|
Is there anything fundamentally wrong in having the DFS block size to a low value say 64K? Given that the "NameNode" is completely distributed should this be an issue? Does this complicate the container reports in anyway? In short are there any issues doing this. |
|
Container size (and hence report) is not tied to file block size. Making block size small will only fit more blocks in a container. On the other hand having too low block size will have poor performance problem for your Map/Reduce job. Map/Reduce framework by default splits input into blocks and hands out blocks to mappers. Blocks are typically 64-128M so that mappers have enough data to process. If you do make block size small, you would have to change your input split calculation to over come this problem. This is an issue only for Map/Reduce workload. If MR is taken out of the picture lower block size doesn't affect the system's behavior in any way or form?
(24 Jul '11, 23:05)
John
Block size does affect how many containers a file can live in.

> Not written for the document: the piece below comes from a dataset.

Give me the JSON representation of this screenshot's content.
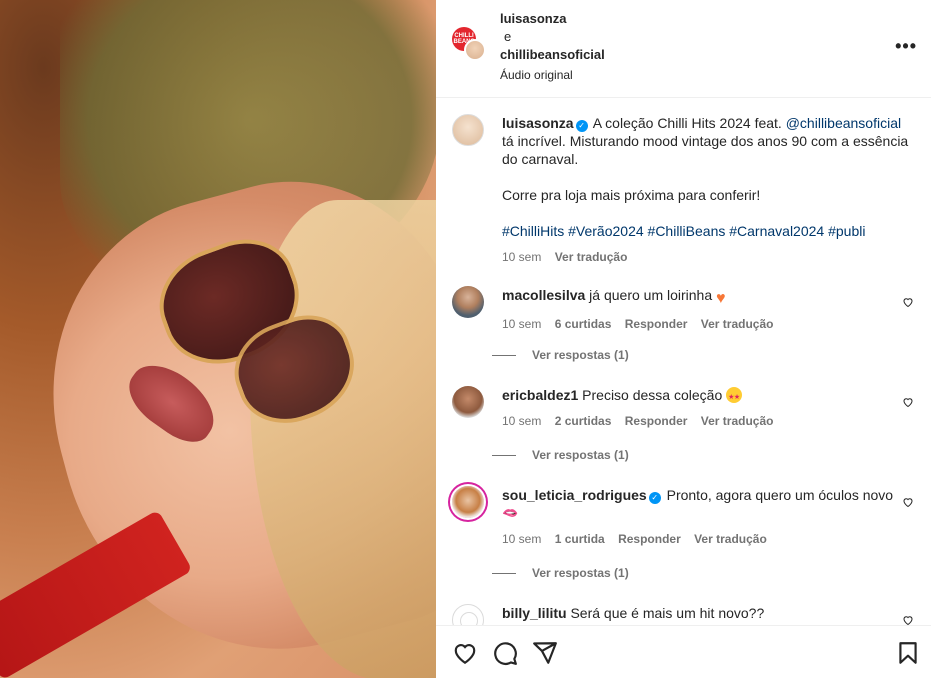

If you have a 1MB file with a block size of 2MB, that file is going to live in one container. If you decrease the block size to 100KB, then you can have that file in 10 containers. This means that reads of the file can be parallelized. Of course, with such small reads it may be difficult to detect the difference.
(24 Jul '11, 23:08)
TedDunning ♦♦
Of course there's also overhead. If the system is asked to move every 64K to a new spot in the cluster, there's corresponding meta-data overhead involved, triplicated, of about 300 bytes of disk per chunk. Plus the number of rpc's to read the file increases.
(24 Jul '11, 23:26)
MC Srivas ♦♦
|